You probably know who that “special guest” could have been.
The think tank or NGO could have tried to work through the various Western and non-Western journalists who had had contact with al Qaeda to offer bin Laden an opportunity to appear “virtually” on stage with the key leadership of a nation he had decided to attack. In this theoretical scenario, the organizer would have told his contacts that they could do all they could do to anonymize and hide bin Laden’s digital whereabouts — and that the organization would not announce his identity until bin Laden was ready to speak.
Both to prevent the organizer from being charged with some crime and because the mission of capturing and/or killing bin Laden was legitimate, the organizer/think tank would have given national intelligence authorities everything they had in the hopes that the nation’s defense/intelligence capacity could overwhelm any of the measures al Qaeda was taking to anonymize and hide his live performance.
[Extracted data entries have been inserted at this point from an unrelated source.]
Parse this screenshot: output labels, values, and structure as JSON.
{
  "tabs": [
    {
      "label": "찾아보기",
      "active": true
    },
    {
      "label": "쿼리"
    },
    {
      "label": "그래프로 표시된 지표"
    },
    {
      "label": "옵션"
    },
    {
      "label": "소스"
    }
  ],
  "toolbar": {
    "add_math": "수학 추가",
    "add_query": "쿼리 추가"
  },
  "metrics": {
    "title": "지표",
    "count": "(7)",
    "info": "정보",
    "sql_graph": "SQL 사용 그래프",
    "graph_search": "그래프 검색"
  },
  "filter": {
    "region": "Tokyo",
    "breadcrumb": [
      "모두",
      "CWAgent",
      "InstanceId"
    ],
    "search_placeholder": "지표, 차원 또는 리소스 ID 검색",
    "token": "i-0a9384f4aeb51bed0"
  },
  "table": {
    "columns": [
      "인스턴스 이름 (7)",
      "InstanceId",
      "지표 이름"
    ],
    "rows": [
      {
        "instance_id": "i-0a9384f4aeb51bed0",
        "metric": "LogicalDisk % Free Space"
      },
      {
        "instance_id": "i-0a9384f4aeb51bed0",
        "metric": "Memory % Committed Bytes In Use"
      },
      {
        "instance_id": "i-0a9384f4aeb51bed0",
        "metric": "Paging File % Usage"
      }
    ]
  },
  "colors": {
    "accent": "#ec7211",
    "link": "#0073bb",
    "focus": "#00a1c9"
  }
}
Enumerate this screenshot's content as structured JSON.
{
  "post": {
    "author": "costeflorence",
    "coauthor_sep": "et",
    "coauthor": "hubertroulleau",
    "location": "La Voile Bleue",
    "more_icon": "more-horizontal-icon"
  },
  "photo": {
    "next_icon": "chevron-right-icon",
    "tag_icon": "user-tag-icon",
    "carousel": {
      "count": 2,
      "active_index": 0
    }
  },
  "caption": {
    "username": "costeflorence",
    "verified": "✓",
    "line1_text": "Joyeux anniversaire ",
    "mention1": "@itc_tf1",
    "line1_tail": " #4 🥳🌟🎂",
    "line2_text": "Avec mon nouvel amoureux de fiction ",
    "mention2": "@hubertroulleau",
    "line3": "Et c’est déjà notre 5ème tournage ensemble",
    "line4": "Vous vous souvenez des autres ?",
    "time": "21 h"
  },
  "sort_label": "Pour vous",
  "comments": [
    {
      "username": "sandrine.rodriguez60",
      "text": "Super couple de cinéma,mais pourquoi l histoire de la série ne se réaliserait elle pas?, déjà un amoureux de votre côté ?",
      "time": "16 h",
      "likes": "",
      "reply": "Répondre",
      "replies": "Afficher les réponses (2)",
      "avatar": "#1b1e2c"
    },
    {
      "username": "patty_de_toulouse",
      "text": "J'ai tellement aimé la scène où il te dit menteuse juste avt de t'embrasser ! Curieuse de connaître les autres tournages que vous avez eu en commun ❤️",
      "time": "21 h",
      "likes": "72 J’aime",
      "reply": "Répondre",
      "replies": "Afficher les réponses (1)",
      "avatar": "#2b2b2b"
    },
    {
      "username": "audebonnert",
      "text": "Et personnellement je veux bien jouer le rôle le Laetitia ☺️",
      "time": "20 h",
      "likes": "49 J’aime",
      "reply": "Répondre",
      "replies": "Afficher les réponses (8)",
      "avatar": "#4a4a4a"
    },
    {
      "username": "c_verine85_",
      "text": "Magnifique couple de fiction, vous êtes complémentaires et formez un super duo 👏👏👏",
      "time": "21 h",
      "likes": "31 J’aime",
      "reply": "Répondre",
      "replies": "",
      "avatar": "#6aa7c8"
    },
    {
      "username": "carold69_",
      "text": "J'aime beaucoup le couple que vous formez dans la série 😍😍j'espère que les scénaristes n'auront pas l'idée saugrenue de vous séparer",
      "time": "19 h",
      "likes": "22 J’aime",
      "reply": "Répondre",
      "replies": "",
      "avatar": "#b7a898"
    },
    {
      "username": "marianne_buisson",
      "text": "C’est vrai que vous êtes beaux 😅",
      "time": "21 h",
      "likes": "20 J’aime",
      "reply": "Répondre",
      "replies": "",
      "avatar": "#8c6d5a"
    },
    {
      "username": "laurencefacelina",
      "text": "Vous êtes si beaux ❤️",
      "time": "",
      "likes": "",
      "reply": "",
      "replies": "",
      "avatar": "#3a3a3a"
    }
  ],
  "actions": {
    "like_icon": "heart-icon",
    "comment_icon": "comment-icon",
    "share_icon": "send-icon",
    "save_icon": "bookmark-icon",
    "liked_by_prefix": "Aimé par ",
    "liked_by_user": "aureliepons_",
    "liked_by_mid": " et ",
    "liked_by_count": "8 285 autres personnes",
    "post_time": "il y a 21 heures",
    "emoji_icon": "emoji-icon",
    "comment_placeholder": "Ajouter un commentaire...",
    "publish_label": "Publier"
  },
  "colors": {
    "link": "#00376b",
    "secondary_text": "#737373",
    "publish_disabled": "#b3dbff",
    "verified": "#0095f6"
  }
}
This never happened — but I thought a long time about it. I thought it could work.
Much later, I thought that this scenario — which may sound silly or naive to some — nonetheless would be great in a high-action sitcom drama or in an intel thriller on the Middle East. But I’m realizing that David Ignatius is filling that role for the moment.
I agree with Peter Bergen that bin Laden himself both matters and doesn’t matter. He matters because he has become an iconic figure whose myth grows, like Jesse James’ reputation did, the longer he defies the market expectations that he will one day be caught and shut down.
He doesn’t matter on another front as his operation, both the direct al Qaeda groups who seem loyal to and depend on him for inspiration and perhaps support and those that self-organize in the Middle East and around the world seem to not need him and his organizational genius to pursue their objectives and generate damage.
Again, my scenario never happened — but Peter Bergen’s notion of exploiting the vulnerabilities of a complex media operation probably require fewer innocents-killing bombing campaigns and more hard thinking, laying of traps, and ingenuity.